Randall Stephens
Timothy Chester has an interesting review of Sarah Blackwell's life of Montaigne--How to Live--in the TLS (May 7, 2010). Reading Chester's appraisal, I came across one of Montaigne's signature critiques. He took aim at historians, who, he thought, often made things up or misread evidence. It got me thinking about other judgments. Book reviews in history journals often point out the logical inconsistencies, over generalizations, silences, or glaring absences in a historian's work. "Historian X should really have looked at evidence Y." Here are a few such critiques, starting with that of the French Renaissance man of letters.
Michel de Montaigne, "Of the Inconsistency of Our Actions," in The Complete Works of Montaigne, ed., Donald M. Frame (Stanford University Press, 1958.), 239.
They choose one general characteristic, and go and arrange and interpret all a man's actions to fit their picture; and if they cannot twist them enough, they go and set them down to dissimulation. Augustus has escaped them; for there is in this man throughout the course of his life such an obvious, abrupt, continual variety of actions that even the boldest judges have had to let him go, intact and unsolved. Nothing is harder for me than to believe in men's consistency, nothing easier than to believe in their inconsistency.

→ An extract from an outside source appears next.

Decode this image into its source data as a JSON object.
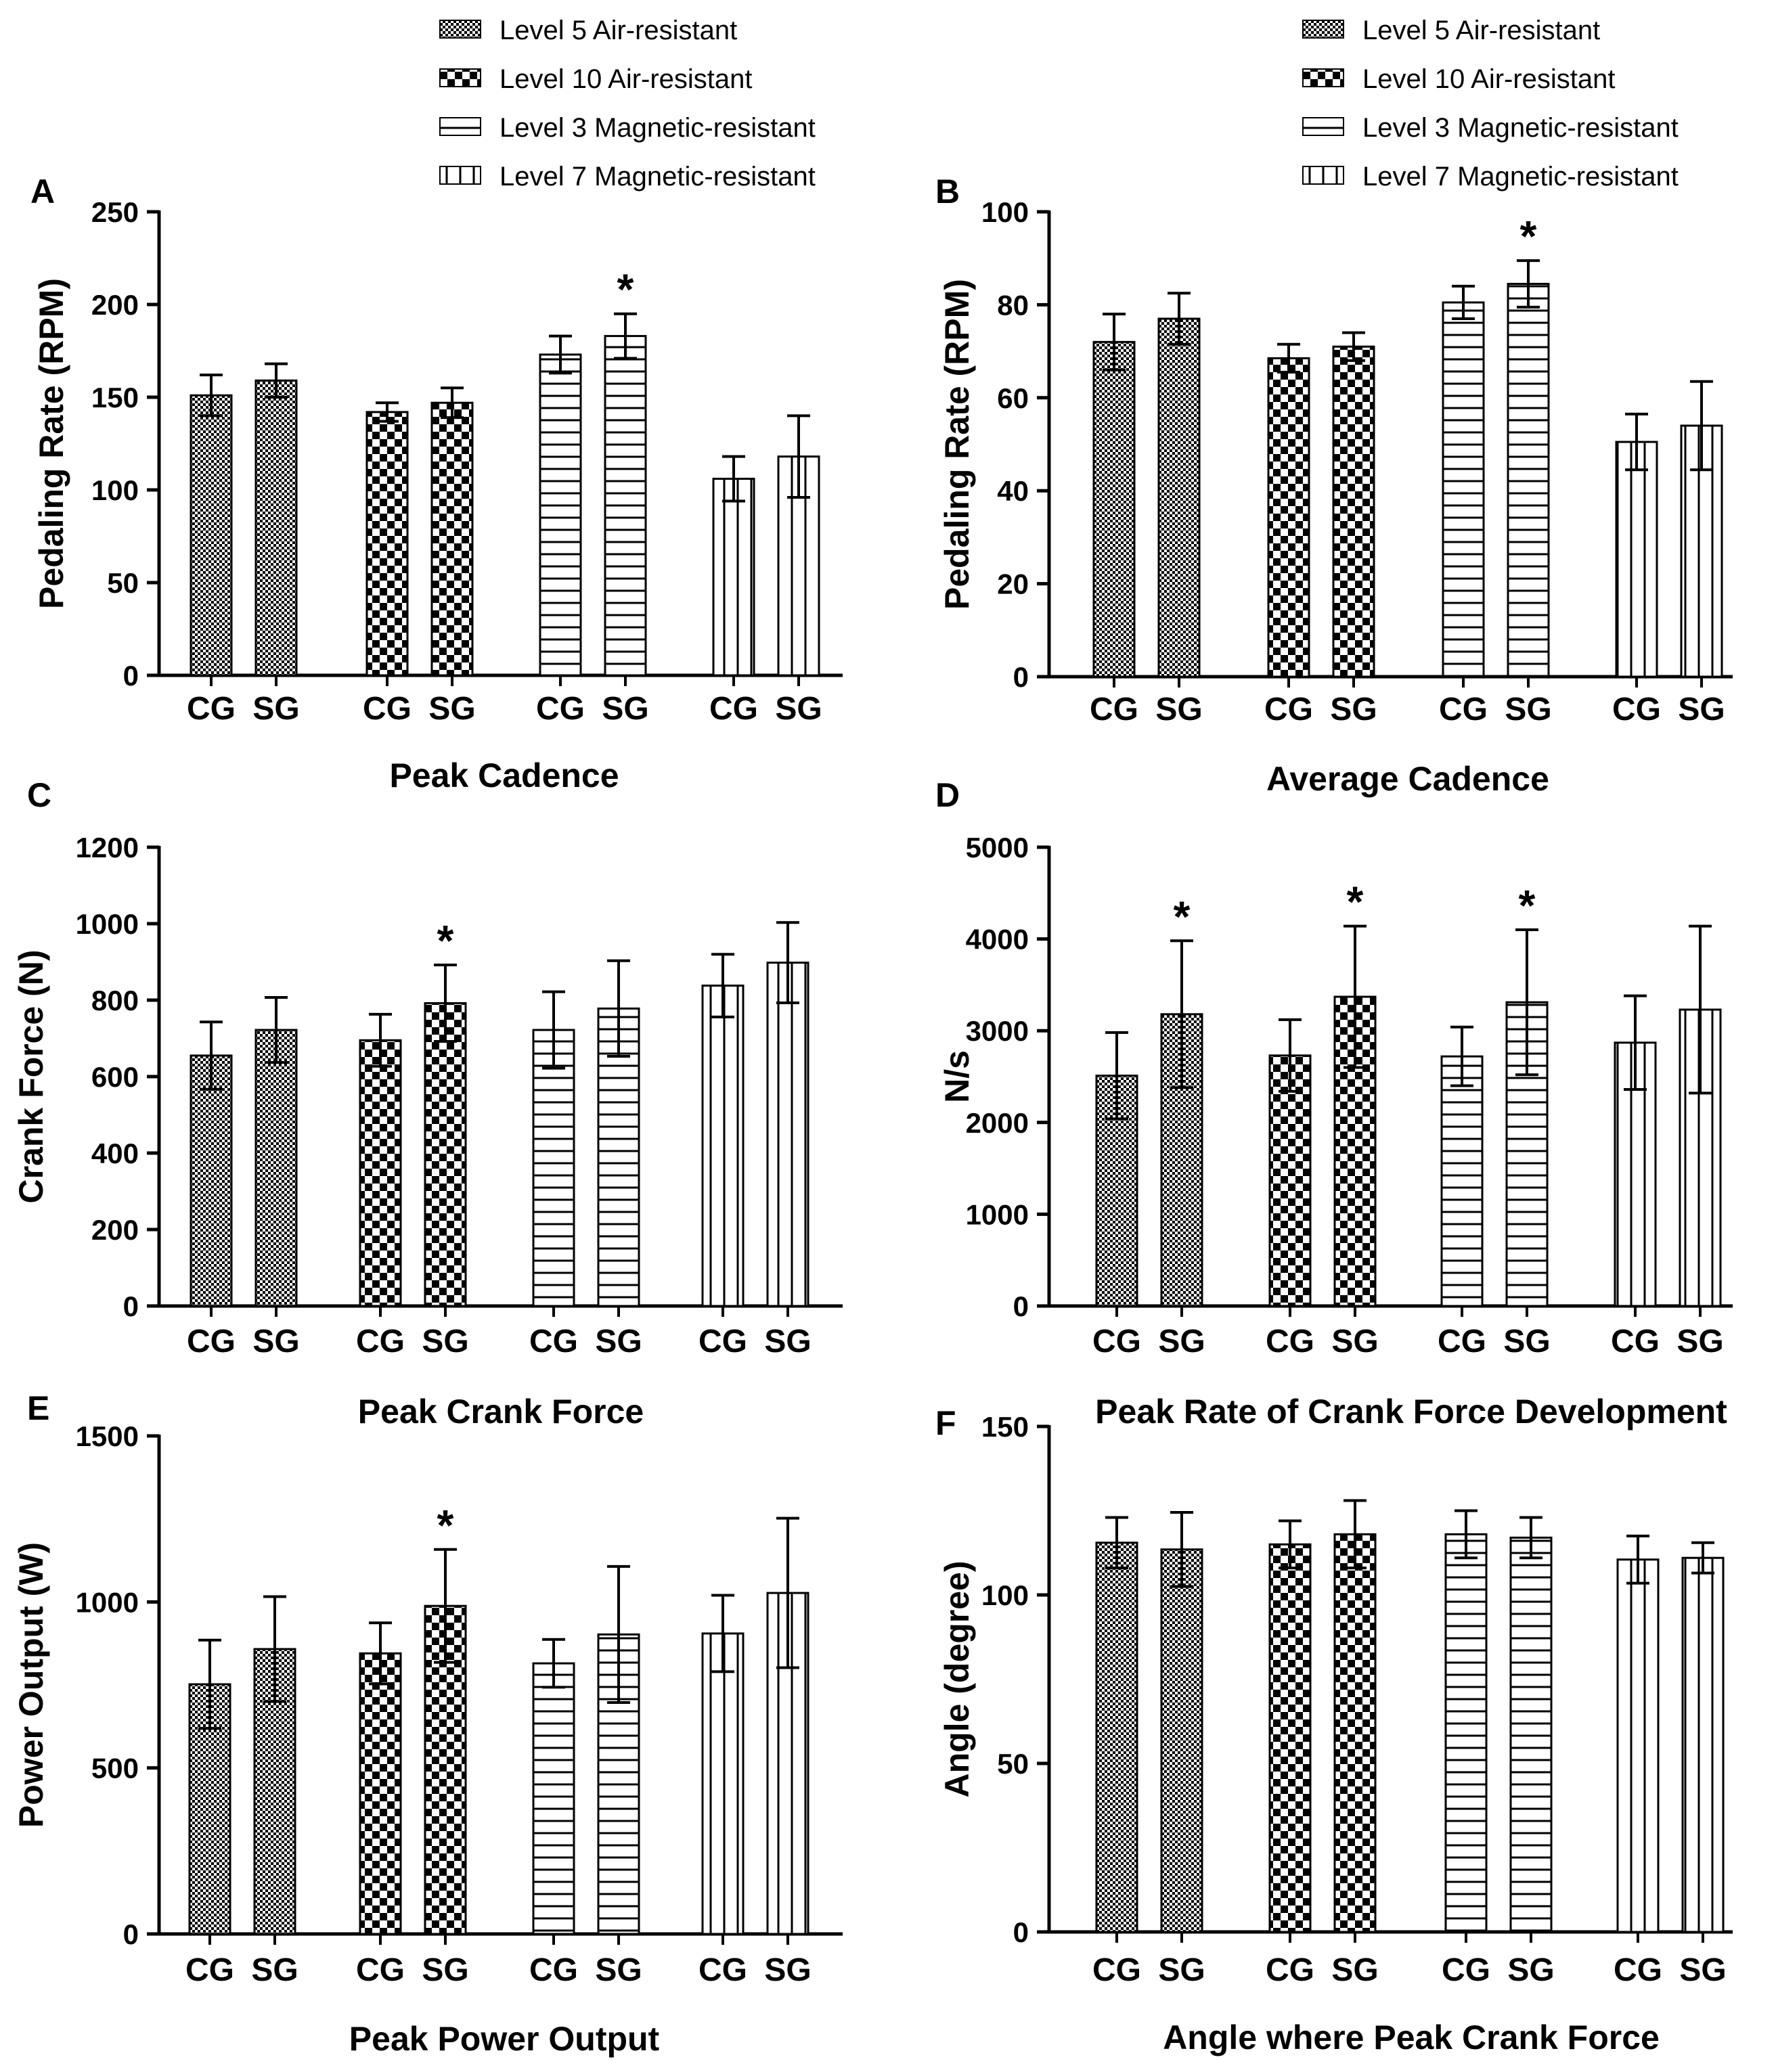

Dipesh Chakrabarty, "Provincializing Europe: Postcoloniality and the Critique of History," Cultural Studies 6:3 (October 1992): 337.
In the academic discourse of history--that is, "history" as a discourse produced at the institutional site of the university "Europe" remains the sovereign, theoretical subject of all histories, including the ones we call "Indian," "Chinese," "Kenyan," etc. There is a peculiar way in which all these other histories tend to become variations on a master narrative that could be called "the history of Europe." In this sense, "Indian" history itself is in a position of subalternity; one can only articulate subaltern subject-positions in the name of history. That Europe works as a silent referent in historical knowledge itself becomes obvious in a highly ordinary way.
Jesse Lemisch, Jack Tar vs. John Bull: The Role of New York's Seamen in Precipitating the Revolution (Garland, 1997), 159.
If maritime history, amateur and professional, has largely ignored the seaman, this is only part of a larger pattern in the writing of American history: neglect of the lower classes. We live, it is said, in an affluent, mobile society, we are all middle class, and it has always been so, more or less: thus the biases with which we view the contemporary scene have been reflected in our view of the past, and the existence of a lower class has been denied, or, when its actions forced some recognition, it has been contended that it acted as the tool of more prominent citizens.